Alternative microchip methods

Another microfluidic device was developed based on deterministic hydrodynamic flow and size-based separation [4345]. This device is composed of a micropost array inside a microfluidic chamber. The diameter of the circular micropost, the distance between the micropost in individual rows and the row-to-row shift determine the performance of this microdevice. It can be used for separation of: plasma from blood cells; different types of blood cells from each other; and DNA fragments of different size. The limiting factor is the time needed to process higher volumes of blood sample.

Finally, dielectrophoresis is being used for separation of target cells. Dielectrophoretic forces are applied through the micro-electrode arrays onto the field. Cells with similar properties find their position at a specific distance from electrodes [46,47]. Cells of different types are separated, without interfering with their viability, according to their dielectric and hydrodynamic flow properties [48,49]. This technique has demonstrated >90% separation efficiency when defined numbers of cultured cells were spiked in peripheral blood [50]. One limitation of this technique is the requirement of a small sample volume. Furthermore, for dielectrophoretic forces to work properly, the blood samples need to be suspended in isotonic working medium with specified low conductivity. Recent papers published utilizing dielectrophoresis for CTC isolation either dilute the blood sample (10×) with working medium or resuspend blood cells in working medium, which results in a high processing volume (70 ml) with a slow processing rate (0.5 ml/h) [49] or significant loss of CTCs with the added density gradient step [47,50], respectively.

Characterization of CTCs

Taking into account that early dissemination is the basis of adjuvant treatment, targeted therapies should ideally be based on characteristics identified on CTCs. Based on the heterogeneity of methods for enrichment and detection/characterization of the CTC, it is obvious that different methods may potentially identify heterogenous cells and have different abilities to characterize CTCs. Here, we address a few clinically important aspects of CTC characterization.
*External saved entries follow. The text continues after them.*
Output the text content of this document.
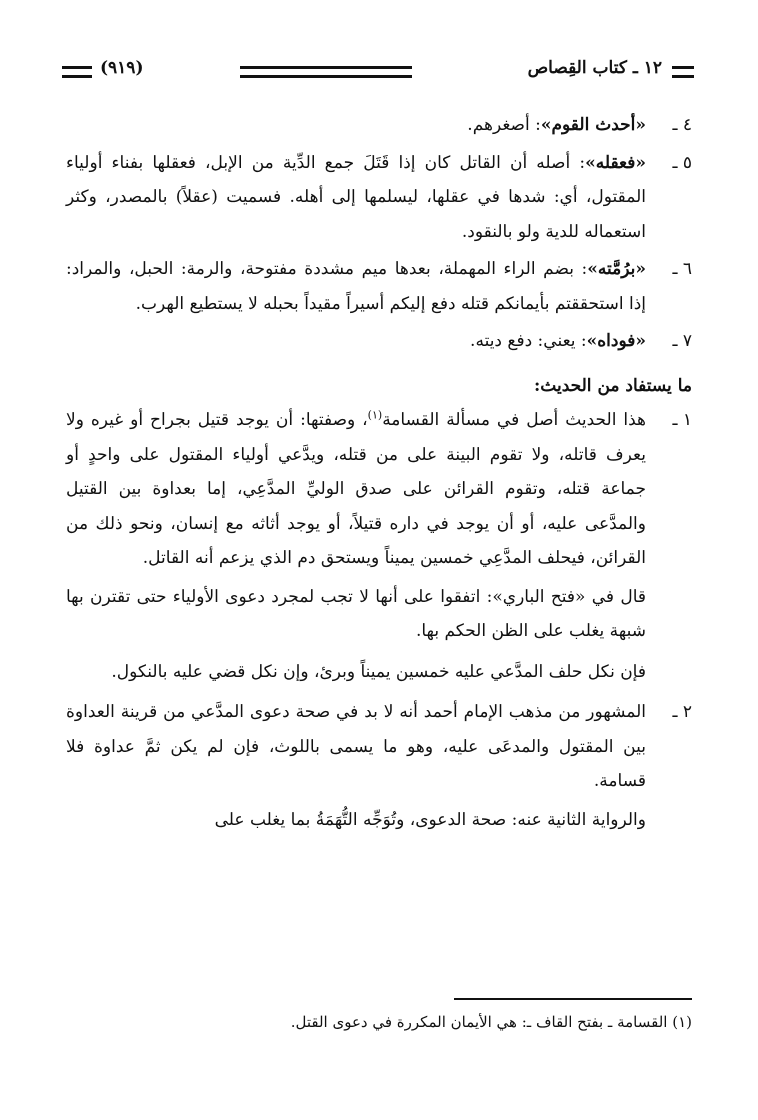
١٢ ـ كتاب القِصاص
(٩١٩)
٤ ـ
«أحدث القوم»: أصغرهم.
٥ ـ
«فعقله»: أصله أن القاتل كان إذا قَتَلَ جمع الدِّية من الإبل، فعقلها بفناء أولياء المقتول، أي: شدها في عقلها، ليسلمها إلى أهله. فسميت (عقلاً) بالمصدر، وكثر استعماله للدية ولو بالنقود.
٦ ـ
«برُمَّته»: بضم الراء المهملة، بعدها ميم مشددة مفتوحة، والرمة: الحبل، والمراد: إذا استحققتم بأيمانكم قتله دفع إليكم أسيراً مقيداً بحبله لا يستطيع الهرب.
٧ ـ
«فوداه»: يعني: دفع ديته.
ما يستفاد من الحديث:
١ ـ
هذا الحديث أصل في مسألة القسامة$^{(١)}$، وصفتها: أن يوجد قتيل بجراح أو غيره ولا يعرف قاتله، ولا تقوم البينة على من قتله، ويدَّعي أولياء المقتول على واحدٍ أو جماعة قتله، وتقوم القرائن على صدق الوليِّ المدَّعِي، إما بعداوة بين القتيل والمدَّعى عليه، أو أن يوجد في داره قتيلاً، أو يوجد أثاثه مع إنسان، ونحو ذلك من القرائن، فيحلف المدَّعِي خمسين يميناً ويستحق دم الذي يزعم أنه القاتل.
قال في «فتح الباري»: اتفقوا على أنها لا تجب لمجرد دعوى الأولياء حتى تقترن بها شبهة يغلب على الظن الحكم بها.
فإن نكل حلف المدَّعي عليه خمسين يميناً وبرئ، وإن نكل قضي عليه بالنكول.
٢ ـ
المشهور من مذهب الإمام أحمد أنه لا بد في صحة دعوى المدَّعي من قرينة العداوة بين المقتول والمدعَى عليه، وهو ما يسمى باللوث، فإن لم يكن ثمَّ عداوة فلا قسامة.
والرواية الثانية عنه: صحة الدعوى، وتُوَجِّه التُّهَمَةُ بما يغلب على
(١) القسامة ـ بفتح القاف ـ: هي الأيمان المكررة في دعوى القتل.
There is accumulating evidence that solid tumors consist of heterogeneous cell populations, and only subpopulations of cells, termed cancer stem cells or cancer-initiating cells, have tumorigenic properties [51]. These cells have been identified in many hematological malignancies and solid tumors. For breast cancer, the putative breast cancer stem cell phenotype was identified as CD44+CD24−/low [52] and independently associated with aldehyde dehydrogenase activity [53]. The ability of cancer stem cells to undergo self-renewal and thus retain the pool of cancer stem cells, is a major challenge for current adjuvant and palliative treatment strategies.

In a retrospective analysis of disseminated tumor cells detected in bone marrow aspirates of Stage 1 and 2 breast cancer patients, we have shown that the putative breast cancer stem cell phenotype of disseminated tumor cells is common and the majority of detected cells had this phenotype [54]. Similar studies on CTCs in metastatic breast cancer patients followed [5557].
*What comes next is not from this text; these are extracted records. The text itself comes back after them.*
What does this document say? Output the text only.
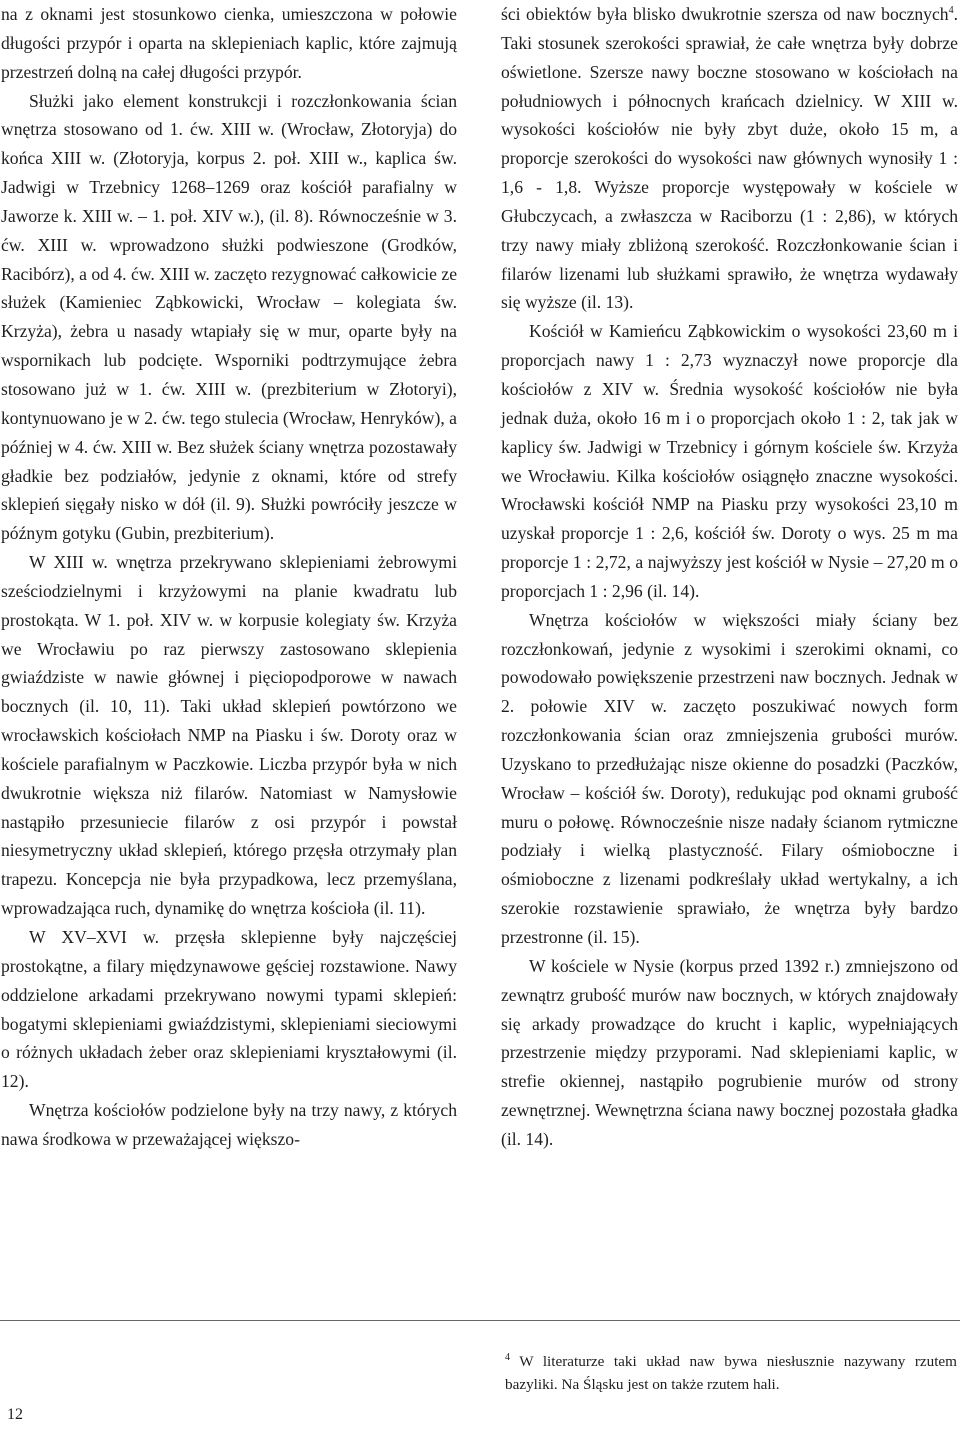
na z oknami jest stosunkowo cienka, umieszczona w połowie długości przypór i oparta na sklepieniach kaplic, które zajmują przestrzeń dolną na całej długości przypór.

Służki jako element konstrukcji i rozczłonkowania ścian wnętrza stosowano od 1. ćw. XIII w. (Wrocław, Złotoryja) do końca XIII w. (Złotoryja, korpus 2. poł. XIII w., kaplica św. Jadwigi w Trzebnicy 1268–1269 oraz kościół parafialny w Jaworze k. XIII w. – 1. poł. XIV w.), (il. 8). Równocześnie w 3. ćw. XIII w. wprowadzono służki podwieszone (Grodków, Racibórz), a od 4. ćw. XIII w. zaczęto rezygnować całkowicie ze służek (Kamieniec Ząbkowicki, Wrocław – kolegiata św. Krzyża), żebra u nasady wtapiały się w mur, oparte były na wspornikach lub podcięte. Wsporniki podtrzymujące żebra stosowano już w 1. ćw. XIII w. (prezbiterium w Złotoryi), kontynuowano je w 2. ćw. tego stulecia (Wrocław, Henryków), a później w 4. ćw. XIII w. Bez służek ściany wnętrza pozostawały gładkie bez podziałów, jedynie z oknami, które od strefy sklepień sięgały nisko w dół (il. 9). Służki powróciły jeszcze w późnym gotyku (Gubin, prezbiterium).

W XIII w. wnętrza przekrywano sklepieniami żebrowymi sześciodzielnymi i krzyżowymi na planie kwadratu lub prostokąta. W 1. poł. XIV w. w korpusie kolegiaty św. Krzyża we Wrocławiu po raz pierwszy zastosowano sklepienia gwiaździste w nawie głównej i pięciopodporowe w nawach bocznych (il. 10, 11). Taki układ sklepień powtórzono we wrocławskich kościołach NMP na Piasku i św. Doroty oraz w kościele parafialnym w Paczkowie. Liczba przypór była w nich dwukrotnie większa niż filarów. Natomiast w Namysłowie nastąpiło przesuniecie filarów z osi przypór i powstał niesymetryczny układ sklepień, którego przęsła otrzymały plan trapezu. Koncepcja nie była przypadkowa, lecz przemyślana, wprowadzająca ruch, dynamikę do wnętrza kościoła (il. 11).

W XV–XVI w. przęsła sklepienne były najczęściej prostokątne, a filary międzynawowe gęściej rozstawione. Nawy oddzielone arkadami przekrywano nowymi typami sklepień: bogatymi sklepieniami gwiaździstymi, sklepieniami sieciowymi o różnych układach żeber oraz sklepieniami kryształowymi (il. 12).

Wnętrza kościołów podzielone były na trzy nawy, z których nawa środkowa w przeważającej większo-

ści obiektów była blisko dwukrotnie szersza od naw bocznych$^4$. Taki stosunek szerokości sprawiał, że całe wnętrza były dobrze oświetlone. Szersze nawy boczne stosowano w kościołach na południowych i północnych krańcach dzielnicy. W XIII w. wysokości kościołów nie były zbyt duże, około 15 m, a proporcje szerokości do wysokości naw głównych wynosiły 1 : 1,6 - 1,8. Wyższe proporcje występowały w kościele w Głubczycach, a zwłaszcza w Raciborzu (1 : 2,86), w których trzy nawy miały zbliżoną szerokość. Rozczłonkowanie ścian i filarów lizenami lub służkami sprawiło, że wnętrza wydawały się wyższe (il. 13).

Kościół w Kamieńcu Ząbkowickim o wysokości 23,60 m i proporcjach nawy 1 : 2,73 wyznaczył nowe proporcje dla kościołów z XIV w. Średnia wysokość kościołów nie była jednak duża, około 16 m i o proporcjach około 1 : 2, tak jak w kaplicy św. Jadwigi w Trzebnicy i górnym kościele św. Krzyża we Wrocławiu. Kilka kościołów osiągnęło znaczne wysokości. Wrocławski kościół NMP na Piasku przy wysokości 23,10 m uzyskał proporcje 1 : 2,6, kościół św. Doroty o wys. 25 m ma proporcje 1 : 2,72, a najwyższy jest kościół w Nysie – 27,20 m o proporcjach 1 : 2,96 (il. 14).

Wnętrza kościołów w większości miały ściany bez rozczłonkowań, jedynie z wysokimi i szerokimi oknami, co powodowało powiększenie przestrzeni naw bocznych. Jednak w 2. połowie XIV w. zaczęto poszukiwać nowych form rozczłonkowania ścian oraz zmniejszenia grubości murów. Uzyskano to przedłużając nisze okienne do posadzki (Paczków, Wrocław – kościół św. Doroty), redukując pod oknami grubość muru o połowę. Równocześnie nisze nadały ścianom rytmiczne podziały i wielką plastyczność. Filary ośmioboczne i ośmioboczne z lizenami podkreślały układ wertykalny, a ich szerokie rozstawienie sprawiało, że wnętrza były bardzo przestronne (il. 15).

W kościele w Nysie (korpus przed 1392 r.) zmniejszono od zewnątrz grubość murów naw bocznych, w których znajdowały się arkady prowadzące do krucht i kaplic, wypełniających przestrzenie między przyporami. Nad sklepieniami kaplic, w strefie okiennej, nastąpiło pogrubienie murów od strony zewnętrznej. Wewnętrzna ściana nawy bocznej pozostała gładka (il. 14).

$^4$ W literaturze taki układ naw bywa niesłusznie nazywany rzutem bazyliki. Na Śląsku jest on także rzutem hali.

12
Although performed in metastatic breast cancer patients and employing different methods and markers, these studies have all confirmed the presence of stem cell markers in CTCs. With novel studies it has become increasingly important to refine the technologies used for detection and characterization, taking into account the heterogeneity of the disease [58].

Advances in molecular technology are now enabling molecular characterization at single cell level [59,60]. There are preliminary results on DNA [60,61] and RNA profiling of CTCs [62]. Single cell evaluation is now possible and will simplify direct target identification.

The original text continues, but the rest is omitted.